Here’s our one loon chick, riding on a parent’s back. The mate was nearby, apparently the father because he was nervously posturing in vulture pose. He did this even though we were very far off with a telephoto lens, quietly proceeding in our small pontoon boat with its peppy 15 hp outboard.

The pair is a little nervous now, rightfully so. Long Lakers will all hopefully give the family a wide berth. But there are Bald Eagles looking for lunch. Big pike lurk about. And I don’t like the look in the eye of that big-headed, turkey-platter-sized snapping turtle. You know, the one with all the green moss clinging to its back. Hopefully this young one survives to its October adolescence.

The pair nesting on the island near the public access seems not to have fared well. Early in the week, the loon was on the nest. Since we saw their nest activity even before the nest went into full swing on the bigger island, and incubation periods being what they are, the chicks in the lower lake should have hatched first. Instead, on June 18th–with both loons fishing in the lower lake, I kayaked close enough to the nest to see that it was empty. Not even any egg shells. And no sign of any chicks in the lower lake.

But the next day, we saw this loon back on the nest. The empty nest. It was squashing itself way low, even though we were far away. It was bobbing its head up and down–down close to the water.

mourning_loon_lowresIt’s very wrong-headed to anthropomorphize animal behavior. But these loons definitely tempt in that regard. We’ve taken to calling this photo The Mourning Loon.

One chick, one precious chick. Please let me know if you’ve seen another. We’re still hoping maybe they’ve got it stashed someplace we haven’t seen.

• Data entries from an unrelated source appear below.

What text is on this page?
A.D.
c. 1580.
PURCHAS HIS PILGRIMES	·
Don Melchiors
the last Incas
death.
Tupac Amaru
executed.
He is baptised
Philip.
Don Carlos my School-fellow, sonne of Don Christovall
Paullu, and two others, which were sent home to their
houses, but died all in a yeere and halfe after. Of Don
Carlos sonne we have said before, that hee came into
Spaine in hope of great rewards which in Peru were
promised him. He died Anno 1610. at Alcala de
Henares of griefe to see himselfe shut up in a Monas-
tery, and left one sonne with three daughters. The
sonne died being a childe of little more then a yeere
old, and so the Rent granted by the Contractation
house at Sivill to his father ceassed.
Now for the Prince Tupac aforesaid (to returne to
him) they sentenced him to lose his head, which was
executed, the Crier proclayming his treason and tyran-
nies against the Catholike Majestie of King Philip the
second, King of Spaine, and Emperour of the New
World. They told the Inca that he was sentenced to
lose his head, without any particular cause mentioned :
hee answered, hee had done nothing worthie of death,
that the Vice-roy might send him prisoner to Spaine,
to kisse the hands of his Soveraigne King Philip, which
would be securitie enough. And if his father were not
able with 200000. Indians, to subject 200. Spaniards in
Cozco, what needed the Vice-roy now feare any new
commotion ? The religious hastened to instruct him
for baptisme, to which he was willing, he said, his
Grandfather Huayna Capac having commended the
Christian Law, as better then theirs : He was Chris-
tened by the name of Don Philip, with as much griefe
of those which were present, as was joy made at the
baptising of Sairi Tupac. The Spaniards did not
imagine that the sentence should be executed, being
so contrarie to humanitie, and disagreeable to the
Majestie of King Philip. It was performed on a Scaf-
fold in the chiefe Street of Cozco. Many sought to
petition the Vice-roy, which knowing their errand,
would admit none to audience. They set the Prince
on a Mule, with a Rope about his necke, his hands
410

If we keep our fish hooks at a distance, our power boats throttled back in their vicinity, and our fingers crossed, Long Lake can help a new member of this threatened species launch itself southward come fall.

The Long Lake loons, 2013

loon_babies2_lowresThese two chicks were born on Belly Button Island, in the north section of Long Lake, on Father’s Day, June 16th. We spotted them riding on a parent’s back on their birthday, but weren’t sure if we were seeing one or two chicks. One week later, as one chick paddled behind a parent and one rode, we knew it was twins.

The chicks grew quickly.


Image 4

By September, the chicks are adolescents. They often hang out together without either parent. They are very efficient divers, though they don’t seem to stay underwater as long as the adults do. When a parent is around, they still head over hoping to get a snack, but the parents don’t seem to oblige them anymore. The young loon’s plumage is still immature, but size-wise they are only a tad smaller than the adults.



Like the parents, the young loons will approach a quiet boat. Sometimes they even seem to be drawn to our kayaks. Even this fisherman, on a recent chilly and foggy morning, didn’t frighten off the adolescent.


The parents will be leaving this month and will winter in warmer places down South. The twins will be left behind for another 4-6 weeks. They will stay on Long Lake late enough that we’ll start to worry if they know what they are supposed to do.  For now, they need to get stronger, bulk up a bit for the flight south and, oh yes, practice their take-offs and landings.

The adults are grooming their flight feathers. Well, either that or practicing their yoga poses.